The illegal trade takes advantage of the fixed exchange rate and fixed prices in Venezuela to make money from the simple movement of cattle from Colombia into Venezuela, said Jose Felix Lafaurie, CEO of the ranchers’ organization FEDEGAN, in a letter to the government, reported W Radio.
The “carousel” of cattle subsequently happens because the government-fixed price for cattle in Venezuela is higher than the market price in Colombia, explained the FEDEGAN letter to the Ministry of Agriculture and the revenue agency, DIAN. Money is then made from this initial movement, but the cattle are also bought in dollars in Venezuela at the official exchange rate of $4.30Bs.F. (Venezuelan bolivar) to the U.S. dollar but can be immediately sold back at the inflated black market rate of 15Bs.F. to the U.S. dollar.
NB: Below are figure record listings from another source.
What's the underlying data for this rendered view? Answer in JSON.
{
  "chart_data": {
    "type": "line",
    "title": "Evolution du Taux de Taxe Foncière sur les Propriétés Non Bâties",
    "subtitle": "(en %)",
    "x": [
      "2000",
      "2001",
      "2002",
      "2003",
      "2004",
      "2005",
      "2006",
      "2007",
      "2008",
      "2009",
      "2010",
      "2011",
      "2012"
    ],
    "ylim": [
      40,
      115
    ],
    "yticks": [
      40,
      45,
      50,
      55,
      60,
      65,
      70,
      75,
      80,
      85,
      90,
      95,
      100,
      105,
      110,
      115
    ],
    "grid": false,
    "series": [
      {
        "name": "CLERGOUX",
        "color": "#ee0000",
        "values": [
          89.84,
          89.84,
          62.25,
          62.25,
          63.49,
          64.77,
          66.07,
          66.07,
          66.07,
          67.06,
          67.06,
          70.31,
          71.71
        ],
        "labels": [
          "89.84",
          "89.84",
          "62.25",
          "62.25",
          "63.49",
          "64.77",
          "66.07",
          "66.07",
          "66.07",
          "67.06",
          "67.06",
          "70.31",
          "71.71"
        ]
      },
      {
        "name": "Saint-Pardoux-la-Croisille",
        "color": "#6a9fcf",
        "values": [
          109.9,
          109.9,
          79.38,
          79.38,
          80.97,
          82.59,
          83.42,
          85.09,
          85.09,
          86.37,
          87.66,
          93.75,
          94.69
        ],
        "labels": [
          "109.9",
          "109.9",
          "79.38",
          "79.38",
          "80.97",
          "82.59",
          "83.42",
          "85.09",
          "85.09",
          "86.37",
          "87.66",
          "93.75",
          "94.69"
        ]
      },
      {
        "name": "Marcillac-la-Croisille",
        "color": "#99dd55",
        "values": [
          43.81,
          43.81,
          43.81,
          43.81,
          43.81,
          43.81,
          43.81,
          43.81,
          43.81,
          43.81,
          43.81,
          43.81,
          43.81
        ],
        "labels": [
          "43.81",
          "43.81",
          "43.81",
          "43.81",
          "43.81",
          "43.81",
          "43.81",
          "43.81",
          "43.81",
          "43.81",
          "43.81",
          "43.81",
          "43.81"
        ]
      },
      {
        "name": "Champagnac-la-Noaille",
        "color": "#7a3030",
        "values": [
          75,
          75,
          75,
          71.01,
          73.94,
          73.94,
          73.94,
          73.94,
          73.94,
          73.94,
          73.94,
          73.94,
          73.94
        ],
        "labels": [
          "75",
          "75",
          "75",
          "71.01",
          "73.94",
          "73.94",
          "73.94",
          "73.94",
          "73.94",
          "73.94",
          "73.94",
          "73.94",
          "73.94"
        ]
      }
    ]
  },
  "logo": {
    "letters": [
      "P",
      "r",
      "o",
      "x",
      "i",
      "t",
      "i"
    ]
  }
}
Meanwhile, subsidised meat is smuggled back to Colombia without hygiene checks and sold there at market rates.
According to FEDEGAN, this represents unfair competition for the meat industry in Colombia and could put at risk Colombia’s status as free of Foot and Mouth Disease, the highly infectious cattle disease that requires infected cattle carrying to be destroyed.
FEDEGAN has therefore asked the Colombian government to take urgent action to stop the illegal “cattle carousel” across the border.